Si Tipeee est cohérent avec sa ligne de conduite passée, la plateforme française n’aurait, semble-t-il, aucune raison de bloquer le financement de Tprod. Reste à savoir si les règles de modération ont évolué, et si le risque de la propagation d’idées complotistes dangereuses (chloroquine utile, masques supposément inutiles, prétendue absence de deuxième vague) est un élément assez caractéristique pour ne pas soutenir leur diffusion. Si Tipeee validait la page de Tprod, alors l’entreprise obtiendrait ces 123 000 euros dès le mois prochain.
Vimeo accepte la vidéo, puis la retire
Après que Vimeo a pris la décision de ne plus héberger Hold Up — contactée récemment, l’entreprise n’a pas encore donné suite à nos questions, et n’a pas communiqué publiquement sur le sujet —, l’équipe du film a réagi au quart de tour. À présent, sur le site officiel, on voit en énorme un tampon « CENSURÉ » apposé sur le logo du film, ainsi qu’un lien vers le film en libre accès sur une plateforme alternative — une nouvelle illustration du désormais célèbre effet Streisand.

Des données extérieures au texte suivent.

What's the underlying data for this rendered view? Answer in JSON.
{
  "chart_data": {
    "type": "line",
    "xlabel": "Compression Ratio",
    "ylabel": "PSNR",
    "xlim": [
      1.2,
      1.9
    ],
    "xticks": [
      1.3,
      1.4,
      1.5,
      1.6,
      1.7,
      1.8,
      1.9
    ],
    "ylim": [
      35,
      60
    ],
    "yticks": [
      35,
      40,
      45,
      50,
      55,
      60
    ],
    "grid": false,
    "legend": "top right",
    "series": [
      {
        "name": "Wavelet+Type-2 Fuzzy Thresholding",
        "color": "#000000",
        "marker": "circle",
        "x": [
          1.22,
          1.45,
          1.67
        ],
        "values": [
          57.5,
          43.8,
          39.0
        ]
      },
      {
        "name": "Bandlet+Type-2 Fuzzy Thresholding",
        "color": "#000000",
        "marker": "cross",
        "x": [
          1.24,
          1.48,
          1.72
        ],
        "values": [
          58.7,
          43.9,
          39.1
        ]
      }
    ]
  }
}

Sur la page Facebook officielle de Tprod a été publiée une capture d’écran, présentée comme le message qu’aurait reçu la boîte de production de la part de Vimeo. On peut y lire : « Votre vidéo a été supprimée car elle ne respecte pas nos règles » puis comme motif : « Vous ne pouvez pas mettre en ligne des vidéos mettant en scène ou encourageant des actes d’automutilation, prétendant à tort que les catastrophes de grande ampleur sont des canulars, et émettant des allégations erronées ou mensongères concernant la sécurité des vaccins. »
Si ce message émane bien de Vimeo, il s’agit clairement d’une décision personnalisée : les règles d’utilisation de la plateforme ne font pas mention aussi précisément de « catastrophes de grande ampleur » ou de vaccins, ce qui signifierait que les équipes aient pris le temps d’analyser longuement la vidéo et de prendre une décision en fonction des règles générales du service.
Malgré ce choix, on retrouve encore le faux-documentaire conspirationniste en ligne sur de nombreuses plateformes, que ce soit sur Facebook, sur Odysee ou même… sur Vimeo, où le film a déjà été remis en ligne en version par d’autres internautes. On observe toutefois que certains réagissent : Facebook a ajouté il y a quelques heures, ce 13 novembre, un message d’alerte sur la vidéo de Hold Up, soulignant qu’il contenait des « Informations partiellement fausses (…) Les mêmes informations ont été vérifiées par des médias de vérification indépendants dans une autre publication.»